As the Byzantine Emperor Alexios Komnenos struggled to stem the Seljuq advances, he appealed to the West for mercenaries. This request was seized upon by Pope Urban II, who possibly saw it as an opportunity to further his own aims. At the Council of Clermont in 1095 he called for a Crusade to save the eastern churches and recover the Holy Land from the Muslims.
The timing was fortuitously right, as the mighty Seljuq Empire had begun to fragment, the Sultanate of Rûm in Anatolia (modern Asiatic Turkey) having seceded from the Great Seljuk Empire in 1077, and the local Syrian atabegs being in practice semi-independent and disunited. The First Crusade eventually captured Jerusalem in 1099, and established a number of Crusader states in Palestine and Syria. In doing so they created bitter resentment between Muslims, Western Christians and the Byzantines that would lead to two centuries of conflict.
Several major Crusades were to follow the First, as the Crusader states fought for their existence against a succession of resurgent Islamic states: the Fatimids, Zangids, Ayyubids, and finally the Mamluks, who extinguished the last Crusader stronghold of Acre in 1291.
Meanwhile, further East, a far greater threat to Islamic civilisation was emerging. The rapidly expanding Mongols had destroyed the Khwarazmian Shahdom by 1231, the Christian kingdom of Georgia fell in 1239, and the Seljuqs were defeated and forced into vassaldom in 1243. By 1258 the Assassins of Alamut, and the vestigial remains of the once great Abbasid Caliphate, had also been conquered. Only the Mamluks of Egypt were able to finally bring the Mongol advance to an end, with their victory at Ain Jalut in 1260.
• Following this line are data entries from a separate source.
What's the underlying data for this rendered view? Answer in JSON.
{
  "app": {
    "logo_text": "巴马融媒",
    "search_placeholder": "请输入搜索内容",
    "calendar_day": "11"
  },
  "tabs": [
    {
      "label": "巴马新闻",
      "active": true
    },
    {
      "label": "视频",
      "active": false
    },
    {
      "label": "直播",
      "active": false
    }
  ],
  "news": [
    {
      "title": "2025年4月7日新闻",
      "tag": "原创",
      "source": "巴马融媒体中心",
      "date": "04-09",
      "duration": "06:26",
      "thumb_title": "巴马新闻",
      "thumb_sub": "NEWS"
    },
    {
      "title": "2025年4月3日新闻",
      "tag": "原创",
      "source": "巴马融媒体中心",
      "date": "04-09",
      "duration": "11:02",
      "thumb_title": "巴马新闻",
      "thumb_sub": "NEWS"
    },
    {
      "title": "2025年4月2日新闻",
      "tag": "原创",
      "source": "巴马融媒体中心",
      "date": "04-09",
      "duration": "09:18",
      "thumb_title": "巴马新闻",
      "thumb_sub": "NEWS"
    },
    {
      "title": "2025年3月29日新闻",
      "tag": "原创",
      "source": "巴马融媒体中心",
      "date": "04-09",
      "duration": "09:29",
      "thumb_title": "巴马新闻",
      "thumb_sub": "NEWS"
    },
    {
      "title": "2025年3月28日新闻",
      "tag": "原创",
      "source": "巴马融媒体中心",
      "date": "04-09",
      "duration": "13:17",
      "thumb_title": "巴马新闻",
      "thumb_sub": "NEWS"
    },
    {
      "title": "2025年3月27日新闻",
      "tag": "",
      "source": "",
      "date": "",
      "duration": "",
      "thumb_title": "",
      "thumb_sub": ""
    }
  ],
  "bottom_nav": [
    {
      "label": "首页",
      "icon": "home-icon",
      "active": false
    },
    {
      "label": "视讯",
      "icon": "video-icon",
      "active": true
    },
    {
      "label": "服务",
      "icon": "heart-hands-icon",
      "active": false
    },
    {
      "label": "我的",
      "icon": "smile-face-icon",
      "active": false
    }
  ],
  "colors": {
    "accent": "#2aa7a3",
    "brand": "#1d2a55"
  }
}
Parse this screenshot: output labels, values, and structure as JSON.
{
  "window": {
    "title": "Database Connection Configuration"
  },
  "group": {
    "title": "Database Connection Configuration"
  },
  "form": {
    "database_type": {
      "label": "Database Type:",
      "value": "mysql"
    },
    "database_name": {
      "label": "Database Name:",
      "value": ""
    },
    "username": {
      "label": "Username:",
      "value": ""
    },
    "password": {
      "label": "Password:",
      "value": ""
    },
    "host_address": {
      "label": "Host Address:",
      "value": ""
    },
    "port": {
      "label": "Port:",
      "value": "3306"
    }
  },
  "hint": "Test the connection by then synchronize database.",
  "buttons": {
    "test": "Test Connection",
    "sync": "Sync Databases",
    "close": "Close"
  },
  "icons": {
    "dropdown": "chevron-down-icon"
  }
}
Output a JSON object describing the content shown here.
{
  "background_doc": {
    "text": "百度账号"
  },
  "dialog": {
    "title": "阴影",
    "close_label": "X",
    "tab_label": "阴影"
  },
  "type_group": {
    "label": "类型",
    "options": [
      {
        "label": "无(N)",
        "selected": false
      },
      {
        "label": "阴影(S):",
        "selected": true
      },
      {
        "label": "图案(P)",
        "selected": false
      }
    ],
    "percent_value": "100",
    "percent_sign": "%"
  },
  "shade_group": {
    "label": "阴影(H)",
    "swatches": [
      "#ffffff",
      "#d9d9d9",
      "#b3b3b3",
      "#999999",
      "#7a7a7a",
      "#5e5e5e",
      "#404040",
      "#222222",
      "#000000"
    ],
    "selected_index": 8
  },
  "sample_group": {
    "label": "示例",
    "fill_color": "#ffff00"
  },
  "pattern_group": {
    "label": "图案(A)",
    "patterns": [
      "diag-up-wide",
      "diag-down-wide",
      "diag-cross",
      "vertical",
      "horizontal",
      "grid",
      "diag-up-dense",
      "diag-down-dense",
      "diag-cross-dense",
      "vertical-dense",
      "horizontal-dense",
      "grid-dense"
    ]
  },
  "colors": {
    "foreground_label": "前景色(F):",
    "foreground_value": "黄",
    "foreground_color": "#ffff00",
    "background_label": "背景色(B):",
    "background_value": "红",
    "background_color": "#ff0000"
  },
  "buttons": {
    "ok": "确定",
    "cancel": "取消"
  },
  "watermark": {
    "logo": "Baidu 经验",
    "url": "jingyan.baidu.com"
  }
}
In the Balkans the Byzantine Empire remained strong until 1204, when Constantinople fell to the Fourth Crusade. Thereafter much of the old empire was taken over by the Western Crusaders and the Venetians, who had masterminded the whole sordid enterprise. The Byzantines held out in four fragments: the Empires of Trebizond and Nicaea, and the Despotates of Rhodes and Epirus. Eventually the Empire of Nicaea retook Constantinople in 1261, but the power of the Byzantines had been broken forever and they were now only a minor state.